Gunderson responded that earnings alone do not provide a full picture of a given college’s success and that other factors — such as demographics and location — matter.

“Geography, age, race and gender are all factors here,” Gunderson said. “One of the fundamental lessons we have learned from reviewing gainful-employment data is that where a person lives can have a significant impact on their earnings.

“You can have the exact same program in a high wage urban area in California and a low-wage rural area in the Midwest and have two totally different outcomes related to earnings,” Gunderson said.

Barmak Nassirian, director of federal relations and policy analysis at the American Association of State Colleges and Universities, did not express the same interest in parsing the data before drawing conclusions.

“These data confirm what we intuitively suspected about the sectors and their impact on their students,” Nassirian said. “There’s a lesson here for policymakers that I hope they heed: the sector that is subject to the most oversight and has a greater diversity of funders — the public sector — produces the best labor-market outcomes for students.

“And the sector that is mostly accountable to private owners, shareholders and hedge funds, and whose revenues are almost exclusively derived from publicly-funded vouchers provides the most anemic benefits.”

Education Department officials say the earnings data released Thursday will be used to calculate the debt-to-earnings rates that, under the standards of the department’s gainful-employment regulations, “will determine whether a career college program is serving students well or leaving them with unaffordable debts and poor employment prospects.”

“Consistently poor performing career college programs that fail to improve their quality will be barred from participating in the federal student aid programs,” the department said in a statement.

Under the gainful-employment regulations, “gainful employment” is achieved if the estimated annual loan payment of a typical graduate does not exceed 20 percent of one’s discretionary income or 8 percent of total earnings.

The issue of sector is intertwined with issues of race and class. The for-profit sector serves a disproportionately high number of Blacks and Hispanics.

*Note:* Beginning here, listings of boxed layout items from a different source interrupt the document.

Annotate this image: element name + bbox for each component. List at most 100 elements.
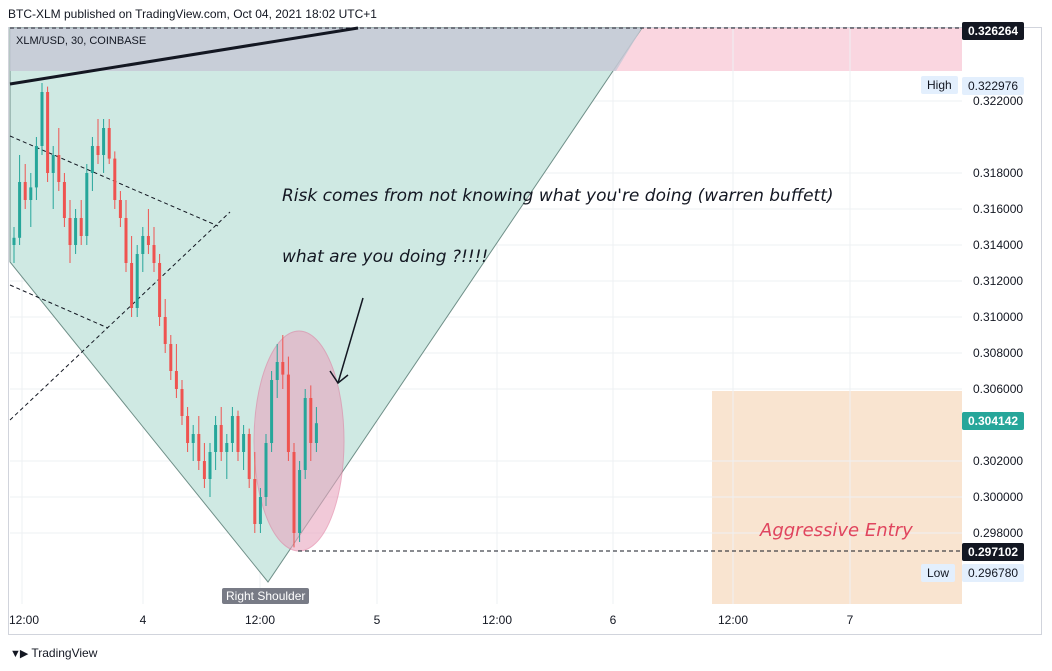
candle-body-34	[202, 461, 206, 479]
candle-body-27	[163, 317, 167, 344]
footer-brand: TradingView	[31, 646, 98, 660]
symbol-legend[interactable]: XLM/USD, 30, COINBASE	[16, 35, 147, 47]
candle-body-10	[68, 218, 72, 245]
dashed-lower-line	[9, 284, 109, 329]
x-tick-label-0: 12:00	[9, 613, 39, 627]
candle-body-4	[34, 146, 38, 188]
candle-body-14	[90, 146, 94, 173]
trend-line	[9, 26, 359, 86]
candle-body-32	[191, 434, 195, 443]
aggressive-entry-label[interactable]: Aggressive Entry	[760, 520, 913, 541]
high-tag: High	[921, 76, 958, 94]
candle-body-36	[214, 425, 218, 452]
price-label-high: 0.322976	[962, 77, 1025, 95]
price-label-entry: 0.297102	[962, 543, 1025, 561]
candle-body-38	[225, 443, 229, 452]
y-tick-label-7: 0.306000	[973, 382, 1023, 396]
arrow-head-icon	[329, 370, 349, 385]
dashed-rising-line	[9, 211, 231, 421]
candle-body-49	[286, 374, 290, 452]
candle-body-5	[40, 92, 44, 146]
y-tick-label-9: 0.300000	[973, 490, 1023, 504]
candle-body-26	[158, 263, 162, 317]
x-tick-label-6: 12:00	[718, 613, 748, 627]
candle-body-3	[29, 187, 33, 200]
right-shoulder-label[interactable]: Right Shoulder	[222, 588, 310, 604]
candle-body-43	[253, 479, 257, 524]
candle-body-21	[130, 263, 134, 308]
candle-body-54	[314, 423, 318, 443]
x-tick-label-4: 12:00	[482, 613, 512, 627]
candle-body-8	[57, 155, 61, 182]
candle-body-23	[141, 236, 145, 254]
candle-body-7	[51, 155, 55, 173]
candle-body-44	[258, 497, 262, 524]
candle-body-19	[118, 200, 122, 218]
candle-body-33	[197, 434, 201, 461]
candle-body-51	[298, 470, 302, 533]
y-tick-label-0: 0.322000	[973, 94, 1023, 108]
candle-body-24	[146, 236, 150, 245]
x-tick-label-1: 4	[140, 613, 147, 627]
candle-body-29	[174, 371, 178, 389]
candle-body-31	[186, 416, 190, 443]
tradingview-logo-icon: ▼▶	[10, 647, 28, 660]
x-tick-label-5: 6	[610, 613, 617, 627]
candle-body-12	[79, 218, 83, 236]
candle-body-20	[124, 218, 128, 263]
candle-body-48	[281, 362, 285, 375]
candle-body-37	[219, 425, 223, 452]
publish-header: BTC-XLM published on TradingView.com, Oc…	[8, 7, 377, 21]
y-tick-label-4: 0.312000	[973, 274, 1023, 288]
drawings-shapes	[9, 26, 643, 583]
candle-body-18	[113, 158, 117, 200]
candle-body-52	[303, 398, 307, 470]
candle-body-16	[102, 128, 106, 155]
price-label-top: 0.326264	[962, 22, 1025, 40]
candle-body-25	[152, 245, 156, 263]
candle-body-1	[18, 182, 22, 238]
quote-annotation[interactable]: Risk comes from not knowing what you're …	[282, 186, 834, 206]
candle-body-6	[46, 92, 50, 173]
candle-body-22	[135, 254, 139, 308]
candle-body-45	[264, 443, 268, 497]
candle-body-50	[292, 452, 296, 533]
candle-body-17	[107, 128, 111, 159]
y-tick-label-3: 0.314000	[973, 238, 1023, 252]
candle-body-35	[208, 452, 212, 479]
x-tick-label-7: 7	[847, 613, 854, 627]
axis-labels: 0.322000 0.318000 0.316000 0.314000 0.312000…	[9, 94, 1023, 627]
y-tick-label-2: 0.316000	[973, 202, 1023, 216]
candle-body-39	[230, 416, 234, 443]
y-tick-label-1: 0.318000	[973, 166, 1023, 180]
candle-body-11	[74, 218, 78, 245]
price-label-low: 0.296780	[962, 564, 1025, 582]
grey-zone	[10, 28, 642, 71]
candle-body-47	[275, 362, 279, 380]
candles	[12, 83, 318, 548]
y-tick-label-5: 0.310000	[973, 310, 1023, 324]
price-label-current: 0.304142	[962, 412, 1025, 430]
candle-body-0	[12, 237, 16, 245]
candle-body-9	[62, 182, 66, 218]
candle-body-13	[85, 173, 89, 236]
candle-body-46	[270, 380, 274, 443]
footer: ▼▶ TradingView	[10, 646, 97, 660]
x-tick-label-2: 12:00	[245, 613, 275, 627]
y-tick-label-6: 0.308000	[973, 346, 1023, 360]
candle-body-2	[23, 182, 27, 200]
x-tick-label-3: 5	[374, 613, 381, 627]
y-tick-label-10: 0.298000	[973, 526, 1023, 540]
question-annotation[interactable]: what are you doing ?!!!!	[282, 247, 489, 267]
candle-body-28	[169, 344, 173, 371]
y-tick-label-8: 0.302000	[973, 454, 1023, 468]
drawings-overlay	[10, 27, 962, 552]
candle-body-15	[96, 146, 100, 155]
candle-body-40	[236, 416, 240, 452]
arrow-line	[337, 297, 364, 384]
candle-body-41	[242, 434, 246, 452]
candle-body-53	[309, 398, 313, 443]
candle-body-30	[180, 389, 184, 416]
low-tag: Low	[921, 564, 956, 582]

Thus, if the for-profit colleges are shown to produce inferior outcomes, those outcomes would disproportionately affect Blacks and Hispanics.

Nassirian said the forthcoming debt-to-earnings data will illuminate the shortcomings of the for-profit sector even more.

“Cross-walking earnings to debt would unfortunately demonstrate that what little gain in earnings students in for-profits may realize is overwhelmed by the massive amount of debt they have to take on to pay for their subprime education,” Nassirian said.

The Education Department said the higher earnings earned by graduates of public undergraduate certificate programs is due primarily to two factors.

First, the department said, public undergraduate certificate programs have relatively more gainful-employment students enrolled in relatively high-earning fields, essentially those where the average salary is $25,000 or better. Second, the department said, graduates of public undergraduate certificate programs have higher earnings than graduates of for-profit programs in the same fields.

“Among undergraduate certificate programs, public-sector [gainful-employment] graduates were relatively more likely to have attended programs of study that yield higher earnings, such as licensed practical nursing programs, and relatively less likely to have attended programs of study that yield lower earnings, such as cosmetology programs,” the department said in a statement. “This was not the case for students in the for-profit sector, where fewer than one in five graduates were enrolled in high-earning fields.”

U.S. Secretary of Education John B. King Jr., said the gainful-employment regulations are making a difference by spurring institutions to decide which programs to continue and which to close.

King said he was “hopeful” that the Trump administration would “build on the work of this administration.” Experts have said it’s unclear as to whether the gainful-employment regulations will stay intact once the Trump administration assumes power.